Why does this code not compile ? I would have expected that the built-in unary operator& would have been selected, such that the ambiguity between the two binary operator& should not matter. If you comment out one of the binary operator&, the code compiles (with gcc 11.2) and the built-in unary operator& is selected.

struct A
{ int operator&(int) const { return 1; }
};

struct B
{ int operator&(int) const { return 2; }
};

struct C : A, B
{};

C* test(C& c)
{ return &c; } //error: request for member 'operator&' is ambiguous

CodePudding user response:

Problem is overload resolution. First function name should be matched and if abutting is found error should be reported. After that matching of arguments is performed. Here is an example with regular function: https://godbolt.org/z/nYfjdn1Td

As you can see ambiguity is reported for foo on all compilers even although both foos have different number of arguments.

Same issue should pop up for operator& so more like gcc is right here.

Overload resolution is a complex topic. Usually you do not have to think about it. Here is nice source which explains how complex this is.

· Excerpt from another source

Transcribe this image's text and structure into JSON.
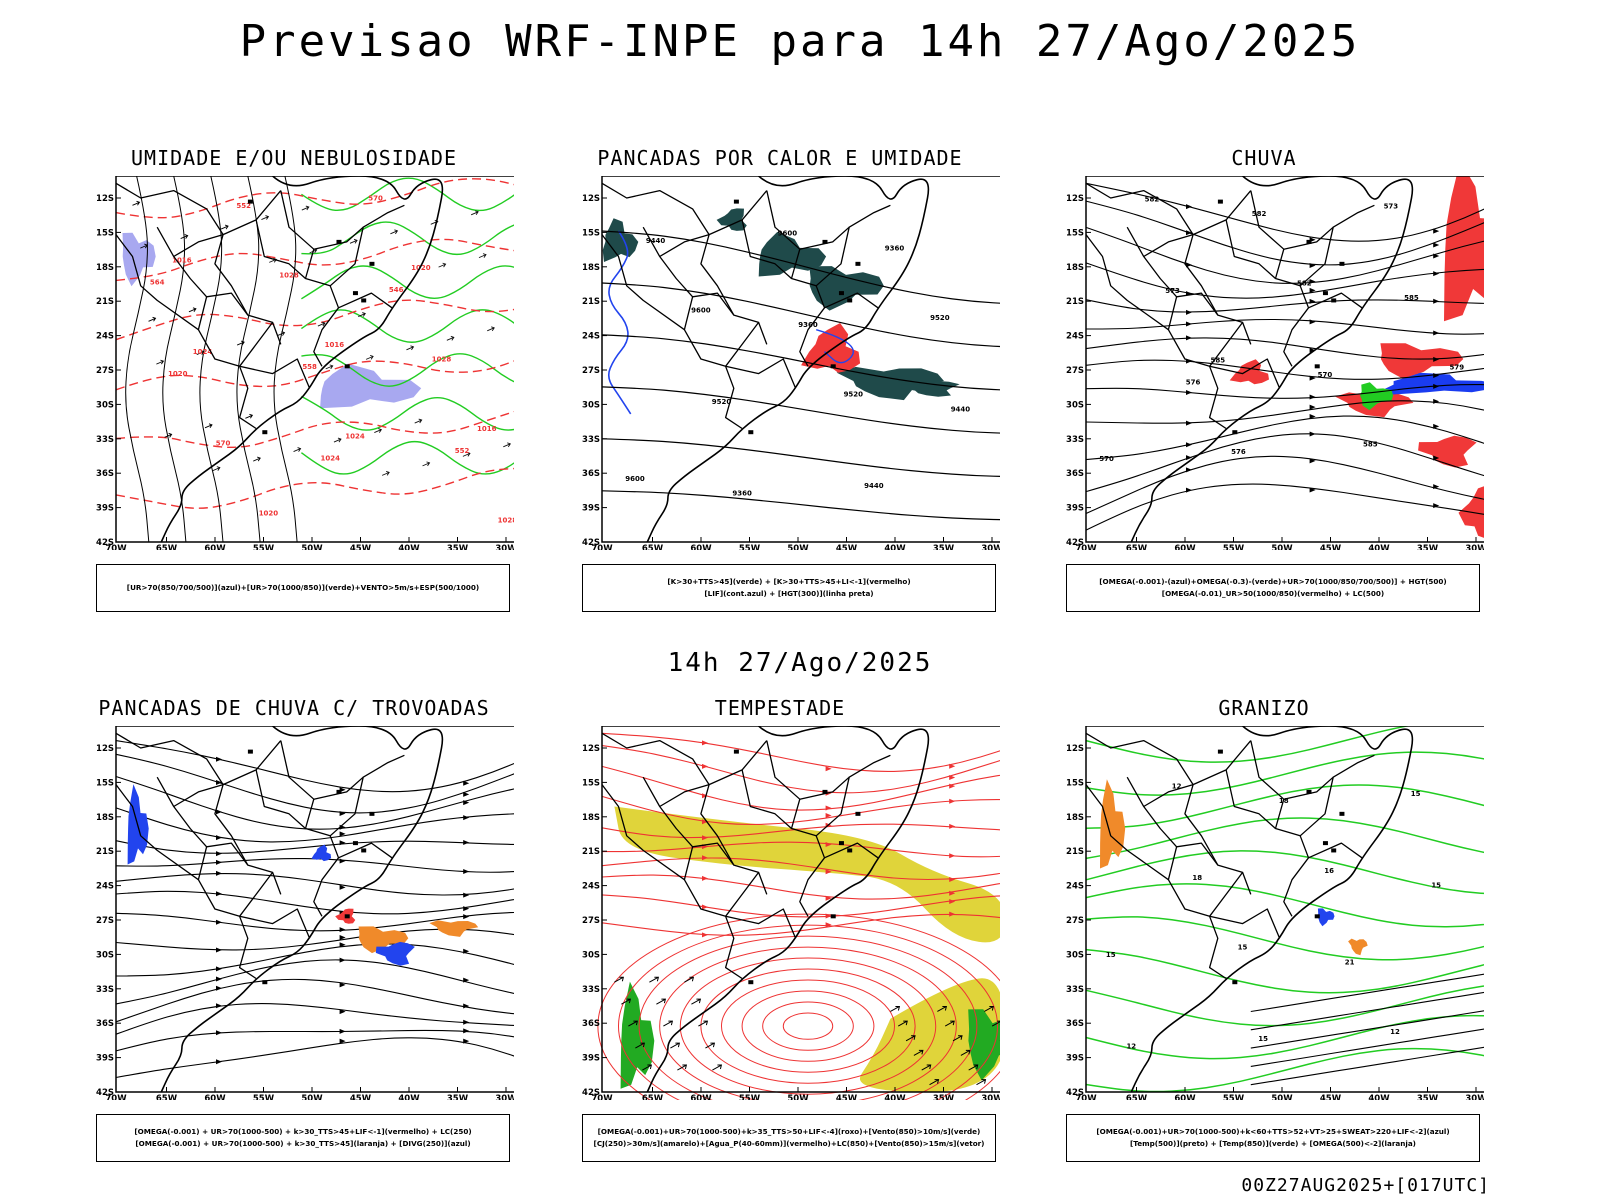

If you wish to fix problem and have binary operator available for such code, you can do this:

struct C : A, B 
{
    using A::operator&;
    using B::operator&;
};

This fixes problem with your test on all compilers.

of course ambiguity for instaceOfC & intValue remains, but you can resolve it by doping one using statement.

https://godbolt.org/z/ds3W4GYcT

CodePudding user response:

This is due to unqualified name lookup.

Initially, name lookup begins in the scope of class C. No declarations of operator& are found.

Then look up proceeds to base classes in turn. In each of A and B there is a different declaration with the name operator&.

At this point the set of declarations found by name lookup is A::operator& and B::operator&. These are considered ambiguous at the name lookup stage so overload resolution, where the difference between unary and binary operator& would be discovered, is never reached.

See the example at cppreference for unqualified name look up for more info.

If only one of A or B was inherited then the name lookup set wouldn't be member function name lookup set wouldn't be ambiguous. It would proceed to overload resolution an correctly deduce unary operator&.

Adding a using declaration to the body of class C, bring them both into the scope C:: for name lookup..

struct C : A, B
{
    using A::operator&;
    using B::operator&;
};

The scope of C is searched before base classes so the ambiguous step is never reached.